Pour autant, elle ne produit aucune pièce justifiant de la transmission de candidatures à M. [W] [Z] pour le poste de manager au sein de la société [29]. Par ailleurs, l’octroi de trois semaines de congés payés deux mois après un malaise au cours d’une réunion n’apparaît pas répondre à la nécessaire protection de la santé du salarié face à une charge de travail qu’il n’arrivait manifestement plus à assumer, ni conforme aux préconisations du document unique d’évaluation des risques. En effet, celui-ci suggère une mise en congé, qui aurait dû être rapidement mise en place après l’identification du danger (page 3 de la pièce 39 de l’appelant). De même, si le document invite à une écoute, la société [22] ne justifie pas avoir proposé une mesure d’accompagnement de ce type à son salarié.
Dès lors, force est de constater que peu de mesures de prévention des risques étaient identifiées au sein du document unique de prévention des risques par la société [21] et qu’aucune de celles-ci n’a été mise en 'uvre pas l’employeur alors même qu’il avait parfaitement conscience du danger pesant sur son salarié.

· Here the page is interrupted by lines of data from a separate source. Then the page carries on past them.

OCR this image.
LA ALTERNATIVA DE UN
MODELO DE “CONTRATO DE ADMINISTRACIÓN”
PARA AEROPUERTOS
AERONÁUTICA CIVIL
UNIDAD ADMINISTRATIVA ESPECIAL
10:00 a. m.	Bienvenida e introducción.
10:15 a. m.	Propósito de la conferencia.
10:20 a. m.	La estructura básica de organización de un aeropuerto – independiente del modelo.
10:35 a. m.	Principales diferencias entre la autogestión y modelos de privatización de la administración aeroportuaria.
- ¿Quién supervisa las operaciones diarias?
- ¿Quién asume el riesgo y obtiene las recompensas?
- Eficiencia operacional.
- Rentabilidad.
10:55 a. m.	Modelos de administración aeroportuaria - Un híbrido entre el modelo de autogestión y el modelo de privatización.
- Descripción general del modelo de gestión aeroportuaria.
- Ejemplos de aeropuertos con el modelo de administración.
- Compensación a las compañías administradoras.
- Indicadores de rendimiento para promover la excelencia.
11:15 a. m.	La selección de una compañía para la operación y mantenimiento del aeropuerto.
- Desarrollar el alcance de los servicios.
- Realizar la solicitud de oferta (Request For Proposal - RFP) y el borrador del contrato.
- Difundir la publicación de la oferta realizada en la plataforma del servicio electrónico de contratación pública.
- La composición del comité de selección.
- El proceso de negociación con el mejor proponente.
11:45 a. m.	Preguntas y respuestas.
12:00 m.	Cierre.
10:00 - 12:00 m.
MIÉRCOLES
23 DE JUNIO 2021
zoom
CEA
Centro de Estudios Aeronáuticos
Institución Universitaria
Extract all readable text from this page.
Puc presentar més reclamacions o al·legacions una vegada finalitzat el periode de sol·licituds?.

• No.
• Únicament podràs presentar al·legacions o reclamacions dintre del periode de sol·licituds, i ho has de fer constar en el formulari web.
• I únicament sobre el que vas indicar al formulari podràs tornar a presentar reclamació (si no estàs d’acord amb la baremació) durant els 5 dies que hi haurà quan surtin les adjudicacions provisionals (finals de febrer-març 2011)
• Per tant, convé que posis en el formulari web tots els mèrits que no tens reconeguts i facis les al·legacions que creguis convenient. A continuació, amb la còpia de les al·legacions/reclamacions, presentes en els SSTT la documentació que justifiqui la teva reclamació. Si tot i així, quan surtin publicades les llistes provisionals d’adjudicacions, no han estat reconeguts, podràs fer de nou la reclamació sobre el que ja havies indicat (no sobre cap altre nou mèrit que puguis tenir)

13. Par conséquent, M. [W] [Z] rapporte bien la preuve d’une faute inexcusable de la société [22] à l’origine de l’accident du travail du 7 novembre 2018.
Le jugement sera donc confirmé y compris en ce qui concerne la majoration de la rente à son maximum, la mise en 'uvre d’une expertise médicale et l’octroi d’une provision à hauteur de 8 000 €.
14. Succombant à l’instance, la société [21] sera condamnée au paiement des dépens ainsi qu’à verser à M. [W] [Z] la somme de 2 000 € au titre de l’article 700 du code de procédure civile.
PAR CES MOTIFS
La cour, statuant publiquement par arrêt contradictoire, en dernier ressort après en avoir délibéré conformément à la loi,
Confirme le jugement RG n° 21/00869 rendu le 9 novembre 2023 par le pôle social du tribunal judiciaire de Grenoble en toutes ses dispositions,
Y ajoutant,
Condamne la société [21] à verser à M. [W] [Z] la somme de 2 000 € au titre de l’article 700 du code de procédure civile,
Condamne la société [21] au paiement des dépens.
Prononcé publiquement par mise à disposition de l’arrêt au greffe de la cour, les parties ayant été préalablement avisées dans les conditions prévues au deuxième alinéa de l’article 450 du code de procédure civile.
Signé par M. DELAVENAY, Président et par M. OEUVRAY, Greffier auquel la minute de la décision a été remise par le magistrat signataire.